9)  Heterodoxy to signal that you're not insane.  The smart debtist needs to acknowledge that some of their allies might be making some crazy-ass arguments that undermine their overall argument.  Rhetorically distancing one's self from these people is a smart move. 

How do Hubbard and Kane do?  Very well, as they devote a considerable amount of their op-ed to discredit the "starve-the-beast" argument in favor of tax cuts. A full point!   

10)  Propose crazy-ass plan to solve the problem.
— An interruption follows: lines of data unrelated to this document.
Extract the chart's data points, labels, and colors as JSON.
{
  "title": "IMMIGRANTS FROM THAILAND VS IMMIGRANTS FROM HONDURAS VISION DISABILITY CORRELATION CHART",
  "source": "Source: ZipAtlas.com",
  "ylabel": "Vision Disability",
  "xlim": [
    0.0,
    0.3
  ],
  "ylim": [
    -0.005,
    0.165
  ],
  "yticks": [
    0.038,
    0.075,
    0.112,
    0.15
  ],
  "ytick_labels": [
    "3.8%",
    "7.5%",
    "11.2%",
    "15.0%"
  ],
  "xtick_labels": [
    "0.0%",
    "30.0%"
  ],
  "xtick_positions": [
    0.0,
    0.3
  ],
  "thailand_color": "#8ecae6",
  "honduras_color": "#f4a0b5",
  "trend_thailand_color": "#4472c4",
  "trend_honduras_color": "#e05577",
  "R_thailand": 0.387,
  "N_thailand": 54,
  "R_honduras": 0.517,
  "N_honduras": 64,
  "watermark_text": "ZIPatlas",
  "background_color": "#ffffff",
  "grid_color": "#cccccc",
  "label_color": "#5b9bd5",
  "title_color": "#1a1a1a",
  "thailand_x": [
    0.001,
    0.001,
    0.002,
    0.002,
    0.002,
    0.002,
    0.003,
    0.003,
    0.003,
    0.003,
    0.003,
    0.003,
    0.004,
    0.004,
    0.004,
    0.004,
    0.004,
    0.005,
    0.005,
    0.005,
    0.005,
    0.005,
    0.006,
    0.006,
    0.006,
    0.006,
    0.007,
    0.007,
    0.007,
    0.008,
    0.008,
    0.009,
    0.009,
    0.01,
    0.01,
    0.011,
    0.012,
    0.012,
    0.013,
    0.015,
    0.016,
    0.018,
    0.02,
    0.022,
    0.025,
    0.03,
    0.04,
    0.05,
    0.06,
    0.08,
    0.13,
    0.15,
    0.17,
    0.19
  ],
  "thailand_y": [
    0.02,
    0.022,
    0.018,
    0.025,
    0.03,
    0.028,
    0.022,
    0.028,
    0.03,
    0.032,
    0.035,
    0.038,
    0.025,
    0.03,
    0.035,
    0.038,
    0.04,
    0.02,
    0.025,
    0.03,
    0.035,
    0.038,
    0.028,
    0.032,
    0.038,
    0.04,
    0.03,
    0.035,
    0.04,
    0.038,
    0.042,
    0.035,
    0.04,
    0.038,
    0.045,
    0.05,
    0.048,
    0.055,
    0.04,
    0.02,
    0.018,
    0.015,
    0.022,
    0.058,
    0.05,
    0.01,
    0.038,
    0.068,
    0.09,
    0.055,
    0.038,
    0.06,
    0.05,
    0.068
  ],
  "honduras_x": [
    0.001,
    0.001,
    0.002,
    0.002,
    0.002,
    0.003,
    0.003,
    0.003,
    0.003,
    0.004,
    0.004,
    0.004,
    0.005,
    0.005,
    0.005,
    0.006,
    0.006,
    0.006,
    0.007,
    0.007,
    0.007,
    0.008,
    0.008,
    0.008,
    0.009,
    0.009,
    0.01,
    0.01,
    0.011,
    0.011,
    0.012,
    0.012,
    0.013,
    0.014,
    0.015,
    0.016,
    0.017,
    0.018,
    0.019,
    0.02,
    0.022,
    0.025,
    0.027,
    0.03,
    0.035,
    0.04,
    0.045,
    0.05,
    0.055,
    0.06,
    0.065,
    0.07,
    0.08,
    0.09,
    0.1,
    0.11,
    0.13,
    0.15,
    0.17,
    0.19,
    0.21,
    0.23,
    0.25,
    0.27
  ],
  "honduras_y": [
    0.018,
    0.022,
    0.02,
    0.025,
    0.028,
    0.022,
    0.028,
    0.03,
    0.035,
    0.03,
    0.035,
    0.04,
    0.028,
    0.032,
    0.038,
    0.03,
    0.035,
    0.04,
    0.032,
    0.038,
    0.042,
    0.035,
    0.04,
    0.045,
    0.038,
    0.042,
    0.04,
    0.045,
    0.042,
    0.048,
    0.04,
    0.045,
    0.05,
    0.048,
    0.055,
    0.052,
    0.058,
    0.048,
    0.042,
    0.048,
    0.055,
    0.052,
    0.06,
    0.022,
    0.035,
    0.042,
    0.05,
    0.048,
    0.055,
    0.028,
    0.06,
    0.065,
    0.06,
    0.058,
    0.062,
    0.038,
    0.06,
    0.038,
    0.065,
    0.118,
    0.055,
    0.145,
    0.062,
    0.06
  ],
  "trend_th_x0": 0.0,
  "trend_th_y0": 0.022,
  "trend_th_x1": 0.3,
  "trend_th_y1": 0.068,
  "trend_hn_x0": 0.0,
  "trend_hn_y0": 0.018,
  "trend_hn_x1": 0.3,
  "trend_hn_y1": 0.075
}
Whether it's cutting the budget deficit by approximately "$250 billion a year over the next four to five years," or something even more radical, debtists can't just complain about the problem, they must propose a solution.  And the more radical the better!  The more "out there" the solution, the more like it seems like the debt problem must be really, really serious. 

How do Hubbard and Kane do?  They close their op-ed with a passionate argument in favor of, "a 28th Amendment to the Constitution requiring a balanced budget."  If I could award them two points, I would. 

So, tallying up the figures, Hubbard and Kane's op-ed gets a seven on the Cassandra Scale.  Very respectable.  Not Niall Ferguson-level hysteria.... but respectable.   

Readers are encouraged to apply the Cassandra scale to past and future debtist arguments to see how well they score.  It's easy and fun! 

UPDATE:  As many have pointed out, it would appear that Cassandra was the wrong name for this scale.  I was looking for a symbolic name of someone who calls out false warnings when there is no emergency, and it would appear picked a name symbolic of the exact opposite of what I intended.  I blame myself -- I should have taken Mythology instead of that Shakespeare course in college. 

Sooo.... readers are warmly encouraged to come up with a better name for this scale.